Official repo for "Brain Mapping with Dense Features: Grounding Cortical Semantic Selectivity in Natural Images With Vision Transformers" (ICLR 2025)
We introduce BrainSAIL (Semantic Attribution and Image Localization), a method for linking neural selectivity with spatially distributed semantic visual concepts in natural scenes. BrainSAIL leverages recent advances in large-scale artificial neural networks, using them to provide insights into the functional topology of the brain. To overcome the challenge presented by the co-occurrence of multiple categories in natural images, BrainSAIL exploits semantically consistent, dense spatial features from pre-trained vision models, building upon their demonstrated ability to robustly predict neural activity. This method derives clean, spatially dense embeddings without requiring any additional training, and employs a novel denoising process that leverages the semantic consistency of images under random augmentations. By unifying the space of whole-image embeddings and dense visual features and then applying voxel-wise encoding models to these features, we enable the identification of specific subregions of each image which drive selectivity patterns in different areas of the higher visual cortex. This provides a powerful tool for dissecting the neural mechanisms that underlie semantic visual processing for natural images. We validate BrainSAIL on cortical regions with known category selectivity, demonstrating its ability to accurately localize and disentangle selectivity to diverse visual concepts. Next, we demonstrate BrainSAIL's ability to characterize high-level visual selectivity to scene properties and low-level visual features such as depth, luminance, and saturation, providing insights into the encoding of complex visual information. Finally, we use BrainSAIL to directly compare the feature selectivity of different brain encoding models across different regions of interest in visual cortex. Our innovative method paves the way for significant advances in mapping and decomposing high-level visual representations in the human brain.

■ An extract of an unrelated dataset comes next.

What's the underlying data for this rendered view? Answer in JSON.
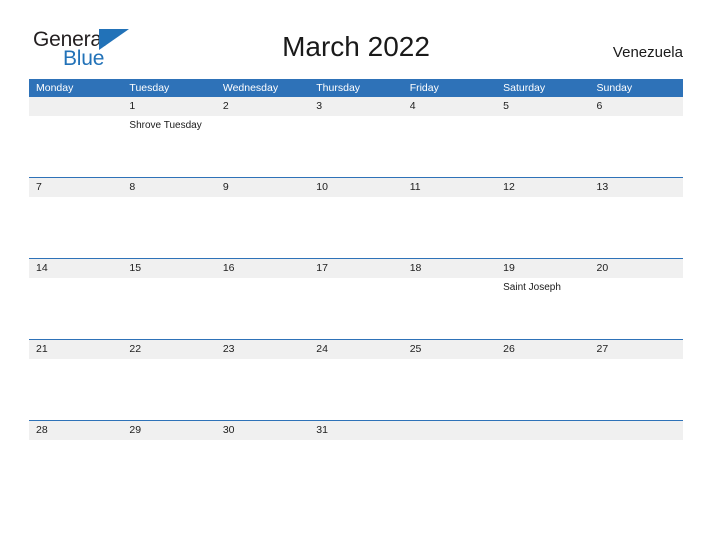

We provide three possible backbones here -- OpenAI CLIP ViT-B/16, Meta's DINOv2 with registers (dinov2_vitb14_reg), and Nvidia's RADIO v2.5 implementation of SigLIP. Your choice of dense representation should depend on your choice of backbone that you use. For CLIP, we use apply the NACLIP adapter. For DINOv2 and SigLIP, we apply the MaskCLIP adapter (Extract Free Dense Labels from CLIP) modification.
For the CLIP based pipeline, you will need to download NACLIP and include it in the local path. For SigLIP we use the RADIO v2.5 implementation since it provides a conventional self-attention readout. For DINOv2, we use the version with registers. When the dense representations are saved, they are multiplied by 10 to reduce quantization errors and cast to float16. In practice, you may want to train your brain encoder on unit-norm [CLS] embeddings, and apply a similar normalization to the dense embeddings (normalization applied per-patch) prior to generating the attribution maps. If you absolutely need to use non-unit norm emebddings, it is recommended that you use the gap closing procedure proposed in BrainSCUBA (ICLR 2024).